Reflexiones con café y tostadas

Son las 8.05 de la mañana de un domingo soleado típico de estas fechas del año. Mientras tomo un sorbo de café abro el periódico digital y comienzo a leer una noticia sobre una mujer llamada Amira.
Con las legañas aún en mi rostro comienzo a leer la historia de esta mujer y de su pueblo. Una historia de huida, de terror, de hambre... Una historia casi de película de otro siglo.

Y sin saber cómo mi mente se evade y me transporta al año 2003. Tengo 19 años y me encuentro en una manifestación gritando "No a la guerra" pensando que la voz de un pueblo vale más que cualquier interés político.
¡Qué joven y delgada estaba! Tan llena de pasión creyendo que iba a cambiar el mundo. Toda mi fuerza en mi voz para descubrir días después que mis ideales no servían de nada. Qué amargo fue encontrarme cara a cara con mi primer decepción con la sociedad.
Y la mente es así, te lleva de una guerra a otra mientras saboreas una tostada de tomate.

Sigo avanzando en la noticia y cada vez me cuesta más leer y concentrarme. Me imagino lo que narra, esas madres huyendo de las bombas, esos niños jugando entre las ratas y todos juntos compartiendo hambre y miedo. Algo de mí se reconcome. ¿De verdad han pasado 13 años y seguimos así? ¿Hemos avanzado algo como sociedad?
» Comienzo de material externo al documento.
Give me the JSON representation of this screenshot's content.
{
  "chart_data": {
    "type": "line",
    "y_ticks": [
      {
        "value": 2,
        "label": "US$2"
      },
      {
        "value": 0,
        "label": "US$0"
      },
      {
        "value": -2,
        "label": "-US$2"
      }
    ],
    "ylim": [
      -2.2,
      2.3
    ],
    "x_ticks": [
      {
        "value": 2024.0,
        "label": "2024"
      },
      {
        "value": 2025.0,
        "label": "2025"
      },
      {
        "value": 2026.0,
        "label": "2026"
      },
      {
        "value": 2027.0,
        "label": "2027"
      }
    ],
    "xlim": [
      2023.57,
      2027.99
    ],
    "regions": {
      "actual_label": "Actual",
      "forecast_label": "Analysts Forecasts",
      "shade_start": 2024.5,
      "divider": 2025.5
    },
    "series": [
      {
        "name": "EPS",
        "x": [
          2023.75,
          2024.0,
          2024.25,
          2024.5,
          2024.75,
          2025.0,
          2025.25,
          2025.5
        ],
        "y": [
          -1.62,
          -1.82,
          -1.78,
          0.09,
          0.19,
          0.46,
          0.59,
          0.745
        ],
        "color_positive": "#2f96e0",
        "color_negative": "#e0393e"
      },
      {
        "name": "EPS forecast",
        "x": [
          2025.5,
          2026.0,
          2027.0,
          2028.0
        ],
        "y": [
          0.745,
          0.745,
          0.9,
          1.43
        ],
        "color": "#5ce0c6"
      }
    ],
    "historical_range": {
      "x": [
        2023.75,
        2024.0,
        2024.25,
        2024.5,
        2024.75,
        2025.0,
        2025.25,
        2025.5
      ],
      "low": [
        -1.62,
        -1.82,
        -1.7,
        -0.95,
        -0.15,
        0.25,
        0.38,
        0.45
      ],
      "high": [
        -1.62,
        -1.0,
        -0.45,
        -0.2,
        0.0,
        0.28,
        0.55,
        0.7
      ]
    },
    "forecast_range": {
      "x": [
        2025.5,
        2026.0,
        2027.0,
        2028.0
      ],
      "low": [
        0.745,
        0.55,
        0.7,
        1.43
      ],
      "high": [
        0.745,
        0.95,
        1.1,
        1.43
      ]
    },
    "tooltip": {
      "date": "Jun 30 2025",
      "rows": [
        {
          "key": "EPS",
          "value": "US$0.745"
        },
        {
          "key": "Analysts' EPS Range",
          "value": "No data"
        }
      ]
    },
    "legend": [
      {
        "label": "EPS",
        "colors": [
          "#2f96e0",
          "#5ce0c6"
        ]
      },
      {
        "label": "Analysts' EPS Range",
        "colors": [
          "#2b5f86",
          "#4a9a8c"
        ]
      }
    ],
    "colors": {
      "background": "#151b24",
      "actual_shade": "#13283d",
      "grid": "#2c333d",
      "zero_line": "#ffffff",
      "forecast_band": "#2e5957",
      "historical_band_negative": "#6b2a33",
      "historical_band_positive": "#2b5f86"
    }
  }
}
Me planteo que quizá sí hemos crecido en algo: en indiferencia. Nos hemos acostumbrado al dolor y ya ni nos movemos por lo que nos queda lejos. Al igual que el protagonista de "El hombre en busca de sentido" nos hemos deshumanizado.

Continuo el relato cada vez con más angustia. Empiezo a rascarme la pierna y pienso que igual podría acoger a una familia en mi casa. Me imagino sacando el saco de boxeo de mi marido de la habitación que nos sobra y quitando las cosas viejas que guardamos allí. Me pongo nerviosa y la culpabilidad me invade. ¿Sería capaz de ayudar a una familia? ¿Qué he hecho yo por los demás en estos 13 años? ¿Acaso me he deshumanizado yo también sin darme cuenta?


Dejo parte del café y de las tostadas, no puedo seguir con todo esto. Me visto y me voy al trabajo sin más. Sí, soy de las privilegiadas de este país que tiene trabajo y va cualquier día de la semana.
En el camino pongo la radio a tope  y me desgañito en la primera canción. Saco mi rabia al ritmo de Bruno Mars. Pero hoy mi cabeza continua dándole vueltas al mismo tema. ¿Cómo has pasado de querer ser misionera con 7 años a que no muevas ni un dedo en ayudar a tu prójimo con 32? ¿Qué te ha pasado? LLevo los últimos años de mi vida pensando en mis hijos, mi marido, mi hipoteca, mis gastos.... y mi todo. Y todas preocupaciones me han mantenido entretenida.

Veinticinco minutos de viaje a 120 Km/h me permiten llegar a mi trabajo con una lágrima bajando por mi mejilla. ¡Menos mal! Respiro un tanto aliviada.  ¡Menos mal que aún queda un cachito de mí!
Ahora sólo me queda recuperar la ilusión por lograr un mundo más bonito, mantener vivo el recuerdo de Amira la protagonista de esta historia  y ponerme manos a la obra.